Curt Schilling and the Cyber Trolls

For those of you who have not heard yet about Curt Schilling’s most recent blog post, the story in a nutshell is this: Curt Schilling’s daughter Gabby was accepted at Salve Regina College to play softball. Proud dad–but polarizing figure–Curt, tweeted this news, congratulating her. In response, a few young men–no, to give them status as human beings is too kind. A few Internet trolls (with apologies to trolls everywhere) responded with about the most vile tweets I have ever read. Curt went Columbo, investigating, uncovering and publishing the tweeters’ identities. For those that he could not find, he shared what he knew, and asked his readers to do the rest. Which of course they did.

The karmic comeuppance has been satisfying.  One of the individuals has been fired (from a job with the Yankees!); another has been suspended by his college. And many people are commending Curt for protecting his daughter without going Rambo. Happy ending. Huzzah!

What floors me is how many people, media outlets included, have chosen to downplay the substance of the tweets, many calling them “offensive.Offensive? A BusinessInsider.com story includes the headline “Curt Schilling destroys 2 dudes who were harassing his daughter on Twitter.” Harassing? The article goes on to say “Of course, along with the many kind and very harmless messages of congratulations come trolls who have nothing better to do but type lewd comments and fire them off into the Twittersphere.” Lewd?

“Deadspin documented all the tweets, and most of them use very NSFW language.” NSFW?

Other outlets have referred to “cyberbullying.” Hardly.
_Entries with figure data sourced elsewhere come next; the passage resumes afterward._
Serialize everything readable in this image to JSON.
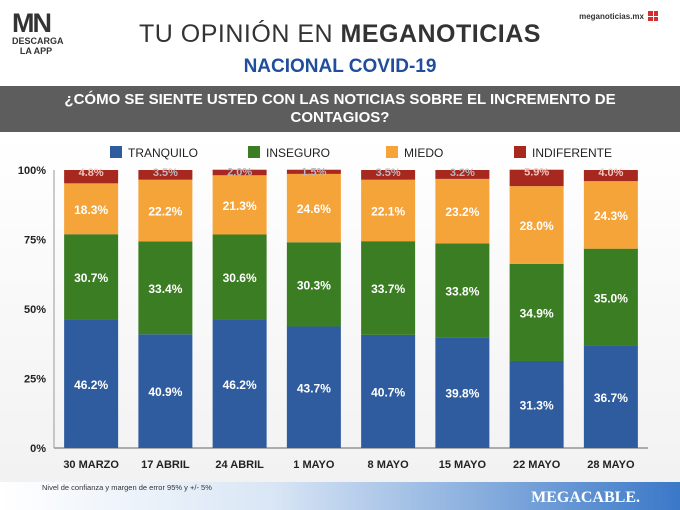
{
  "logo": {
    "text": "MN",
    "sub1": "DESCARGA",
    "sub2": "LA APP"
  },
  "site": "meganoticias.mx",
  "title_light": "TU OPINIÓN EN ",
  "title_bold": "MEGANOTICIAS",
  "subtitle": "NACIONAL COVID-19",
  "question_line1": "¿CÓMO SE SIENTE USTED CON LAS NOTICIAS SOBRE EL INCREMENTO DE",
  "question_line2": "CONTAGIOS?",
  "footnote": "Nivel de confianza y margen de error 95% y +/- 5%",
  "brand": "MEGACABLE.",
  "colors": {
    "tranquilo": "#2f5c9e",
    "inseguro": "#3b7d23",
    "miedo": "#f5a43a",
    "indiferente": "#a6281f"
  },
  "chart_data": {
    "type": "bar",
    "stacked": true,
    "categories": [
      "30 MARZO",
      "17 ABRIL",
      "24 ABRIL",
      "1 MAYO",
      "8 MAYO",
      "15 MAYO",
      "22 MAYO",
      "28 MAYO"
    ],
    "series": [
      {
        "name": "TRANQUILO",
        "values": [
          46.2,
          40.9,
          46.2,
          43.7,
          40.7,
          39.8,
          31.3,
          36.7
        ],
        "labels": [
          "46.2%",
          "40.9%",
          "46.2%",
          "43.7%",
          "40.7%",
          "39.8%",
          "31.3%",
          "36.7%"
        ]
      },
      {
        "name": "INSEGURO",
        "values": [
          30.7,
          33.4,
          30.6,
          30.3,
          33.7,
          33.8,
          34.9,
          35.0
        ],
        "labels": [
          "30.7%",
          "33.4%",
          "30.6%",
          "30.3%",
          "33.7%",
          "33.8%",
          "34.9%",
          "35.0%"
        ]
      },
      {
        "name": "MIEDO",
        "values": [
          18.3,
          22.2,
          21.3,
          24.6,
          22.1,
          23.2,
          28.0,
          24.3
        ],
        "labels": [
          "18.3%",
          "22.2%",
          "21.3%",
          "24.6%",
          "22.1%",
          "23.2%",
          "28.0%",
          "24.3%"
        ]
      },
      {
        "name": "INDIFERENTE",
        "values": [
          4.8,
          3.5,
          2.0,
          1.5,
          3.5,
          3.2,
          5.9,
          4.0
        ],
        "labels": [
          "4.8%",
          "3.5%",
          "2.0%",
          "1.5%",
          "3.5%",
          "3.2%",
          "5.9%",
          "4.0%"
        ]
      }
    ],
    "yticks": [
      "0%",
      "25%",
      "50%",
      "75%",
      "100%"
    ],
    "ylim": [
      0,
      100
    ],
    "legend_position": "top",
    "grid": false
  }
}
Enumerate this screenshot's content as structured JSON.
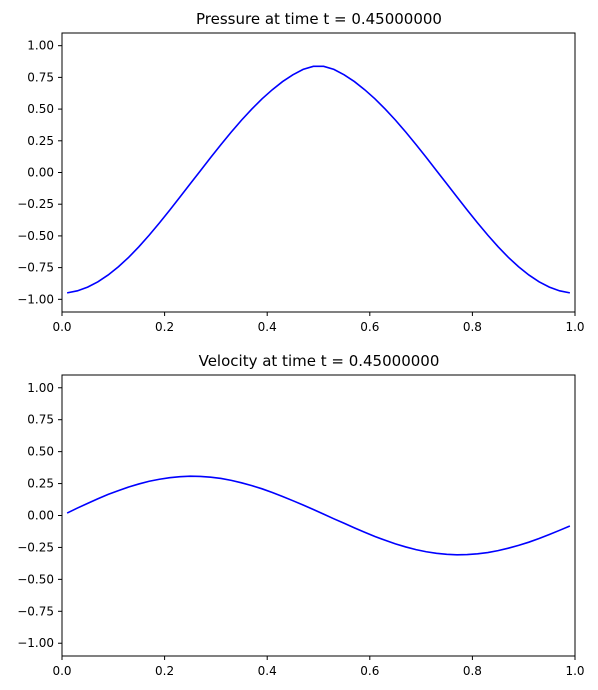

These messages were depraved. They were perverted and their senders are morally corrupt. Read them. It made me sick to my stomach.  I can understand media outlets not wanting to reprint them, or quote them verbatim. But why can’t we call them what they are? These were violent, misogynistic threats.

So many people writing about and commenting on this seem to have missed the larger point. Many have pointed out that if you were a parent, you would understand. But one shouldn’t HAVE to be a parent to get that the rage and hatred that underlies these tweets was not directed at Curt Schilling. It was directed at a young woman that the tweeters will never meet.

The perpetrators–for that is what they are as I am pretty sure what they did is criminal–will likely never understand why what they did and said is wrong. They will blame Curt Schilling for being thin-skinned, for not being able to take the heat.  But they will blame women for not being able to take the joke, for overreacting, and for their future inability to get a job or a date.

It sounds so familiar. Oh, right. Because we hear stories like this every day. I’m glad this time it involved a famous athlete on the other end of the typical “violence against women” story.

 

 

 

5 Replies to “Curt Schilling and the Cyber Trolls”

  1. Thank you, Cheryl, for using your voice so
    eloquently. Not sure I’d have been as eloquent or kind. Go Curt!! Every daughter
    should be so lucky!!

  2. These trolls disgust me, especially since they spew venom simply out of their own anger at the world. No regard for the individual who becomes their target. There’s a great blog post which I’ll find and get to you about an overweight female blogger who faced off with one of her most heinous trolls. It gave some real insight into this despicable behavior.

    And I agree with the last commenter. Your way of writing this made it possible to absorb your message without feeling threatened by YOUR disgust and anger.